American Vampire #31

So, prior to reading the issue, artist Rafael Albuquerque retweeted something that pretty much spoiled the ending. So that sucked... but I would have figured it out, given about 6 or so pages left on the issue to go. Regardless, the big reveal is that the vampires who first attacked Pearl in the initial issues of the series, are not being lead by Hattie, Pearl's old friend who stabbed her in the back. This arc has really begun to go full circle, and it's at the point where you have a bad feeling that shit is going to go wrong eventually. To be honest, Pearl's husband is probably going to die, I mean that's the obvious thought. But who kills him? I'm going to guess Skinner... just because. Anyways, what really has got me interested, given this "shit is going to go wrong real soon" thought, is where the book goes from now. Should be very interesting to see if Snyder and Albuquerque take the book in a radical new direction in a few months.

Witchblade #160

I'm continuing to enjoy Tim Seeley's run on Witchblade. It's not exactly the Ron Marz run, which I loved, but it strikes me as similar in style to Hack/Slash in the fact that there's always seemingly villains being set up to come back, as well as little subplots woven through each issue that will later be expanded upon (there's one with some sort of mana dealer I should probably go back and read the supplemental material on, cus I've got no idea who he is).
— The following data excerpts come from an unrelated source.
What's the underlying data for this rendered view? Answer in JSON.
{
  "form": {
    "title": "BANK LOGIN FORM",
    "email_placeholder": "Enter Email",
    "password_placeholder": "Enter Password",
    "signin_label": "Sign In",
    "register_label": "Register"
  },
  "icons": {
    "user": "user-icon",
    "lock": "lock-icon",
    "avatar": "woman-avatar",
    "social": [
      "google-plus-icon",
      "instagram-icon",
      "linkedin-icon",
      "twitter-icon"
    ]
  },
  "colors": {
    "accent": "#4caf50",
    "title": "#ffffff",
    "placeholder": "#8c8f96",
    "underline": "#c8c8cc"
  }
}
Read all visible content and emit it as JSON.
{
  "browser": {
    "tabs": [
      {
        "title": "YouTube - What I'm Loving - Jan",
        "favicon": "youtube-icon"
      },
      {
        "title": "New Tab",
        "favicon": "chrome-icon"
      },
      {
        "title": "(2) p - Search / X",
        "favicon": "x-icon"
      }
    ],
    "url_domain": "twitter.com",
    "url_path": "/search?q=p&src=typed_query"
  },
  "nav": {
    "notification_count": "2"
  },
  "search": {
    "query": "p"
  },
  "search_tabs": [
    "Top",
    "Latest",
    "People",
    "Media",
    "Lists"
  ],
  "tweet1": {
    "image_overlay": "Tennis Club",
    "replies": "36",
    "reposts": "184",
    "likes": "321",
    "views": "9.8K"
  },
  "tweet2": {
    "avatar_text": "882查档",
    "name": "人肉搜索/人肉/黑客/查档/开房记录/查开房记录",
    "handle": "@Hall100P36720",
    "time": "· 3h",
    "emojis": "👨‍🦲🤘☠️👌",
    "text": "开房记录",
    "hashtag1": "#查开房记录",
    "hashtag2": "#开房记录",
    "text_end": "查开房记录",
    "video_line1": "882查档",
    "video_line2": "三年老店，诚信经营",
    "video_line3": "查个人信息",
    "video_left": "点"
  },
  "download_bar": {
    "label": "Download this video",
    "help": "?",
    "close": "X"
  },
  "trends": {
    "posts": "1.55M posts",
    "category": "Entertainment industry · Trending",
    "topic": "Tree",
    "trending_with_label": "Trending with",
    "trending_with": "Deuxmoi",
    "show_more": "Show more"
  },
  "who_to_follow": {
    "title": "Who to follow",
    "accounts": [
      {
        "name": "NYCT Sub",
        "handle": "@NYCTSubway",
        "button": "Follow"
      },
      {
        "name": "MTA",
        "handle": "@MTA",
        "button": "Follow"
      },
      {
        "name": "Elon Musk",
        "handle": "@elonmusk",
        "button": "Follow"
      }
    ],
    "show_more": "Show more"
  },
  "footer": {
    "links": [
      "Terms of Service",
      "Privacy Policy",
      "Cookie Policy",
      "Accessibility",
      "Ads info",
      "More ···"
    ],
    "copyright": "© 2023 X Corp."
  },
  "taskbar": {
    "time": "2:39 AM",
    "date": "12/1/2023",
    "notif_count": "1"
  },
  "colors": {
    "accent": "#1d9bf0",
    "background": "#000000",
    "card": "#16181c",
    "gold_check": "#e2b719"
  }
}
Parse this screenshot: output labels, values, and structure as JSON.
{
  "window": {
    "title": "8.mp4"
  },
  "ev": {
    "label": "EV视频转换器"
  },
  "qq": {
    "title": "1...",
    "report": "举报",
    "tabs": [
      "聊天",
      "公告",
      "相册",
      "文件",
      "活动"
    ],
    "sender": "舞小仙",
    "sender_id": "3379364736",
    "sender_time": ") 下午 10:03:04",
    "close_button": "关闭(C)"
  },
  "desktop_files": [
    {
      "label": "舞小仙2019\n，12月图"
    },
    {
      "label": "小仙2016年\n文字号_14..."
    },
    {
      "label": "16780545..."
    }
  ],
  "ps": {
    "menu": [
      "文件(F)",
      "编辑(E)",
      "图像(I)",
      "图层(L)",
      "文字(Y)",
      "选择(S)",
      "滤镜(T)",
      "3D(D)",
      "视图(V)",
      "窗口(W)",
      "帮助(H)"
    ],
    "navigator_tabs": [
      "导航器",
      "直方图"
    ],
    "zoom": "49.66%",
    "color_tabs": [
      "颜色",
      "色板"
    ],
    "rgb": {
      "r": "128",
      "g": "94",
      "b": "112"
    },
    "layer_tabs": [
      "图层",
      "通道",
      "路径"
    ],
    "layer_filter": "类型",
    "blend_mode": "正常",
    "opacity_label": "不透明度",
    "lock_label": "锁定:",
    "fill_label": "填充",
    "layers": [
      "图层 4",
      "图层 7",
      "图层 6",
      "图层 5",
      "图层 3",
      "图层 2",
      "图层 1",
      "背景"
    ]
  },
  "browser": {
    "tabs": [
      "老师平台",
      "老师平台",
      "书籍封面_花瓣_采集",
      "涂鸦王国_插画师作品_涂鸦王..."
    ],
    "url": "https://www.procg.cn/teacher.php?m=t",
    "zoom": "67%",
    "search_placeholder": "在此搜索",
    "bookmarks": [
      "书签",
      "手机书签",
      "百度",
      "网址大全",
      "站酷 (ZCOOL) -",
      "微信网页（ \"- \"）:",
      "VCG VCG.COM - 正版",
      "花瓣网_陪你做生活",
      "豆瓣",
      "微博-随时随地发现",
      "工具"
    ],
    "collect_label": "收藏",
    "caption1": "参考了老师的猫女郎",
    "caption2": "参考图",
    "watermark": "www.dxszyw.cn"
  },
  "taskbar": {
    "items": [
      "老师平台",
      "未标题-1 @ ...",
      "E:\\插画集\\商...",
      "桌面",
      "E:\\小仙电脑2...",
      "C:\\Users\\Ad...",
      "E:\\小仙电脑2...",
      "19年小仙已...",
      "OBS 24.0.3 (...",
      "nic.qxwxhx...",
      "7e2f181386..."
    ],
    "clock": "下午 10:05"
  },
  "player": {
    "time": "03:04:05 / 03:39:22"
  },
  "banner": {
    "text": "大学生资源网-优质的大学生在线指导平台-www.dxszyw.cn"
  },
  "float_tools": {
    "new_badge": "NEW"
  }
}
Everything in this issue is an important point, Alisa (the bad guy) cozying up to a powerful politician, Sarah being dubbed a terrorist (at least in her armored out Witchblade attire), the mana trader seeing all the magic commotion on the news, so on, and so on. If there's one thing I enjoy about this run, is the fact that there's a lot going on, but it doesn't get you lost in all of it at once, the book takes it's time, focusing on one plot while keeping the others simmering on the back burner.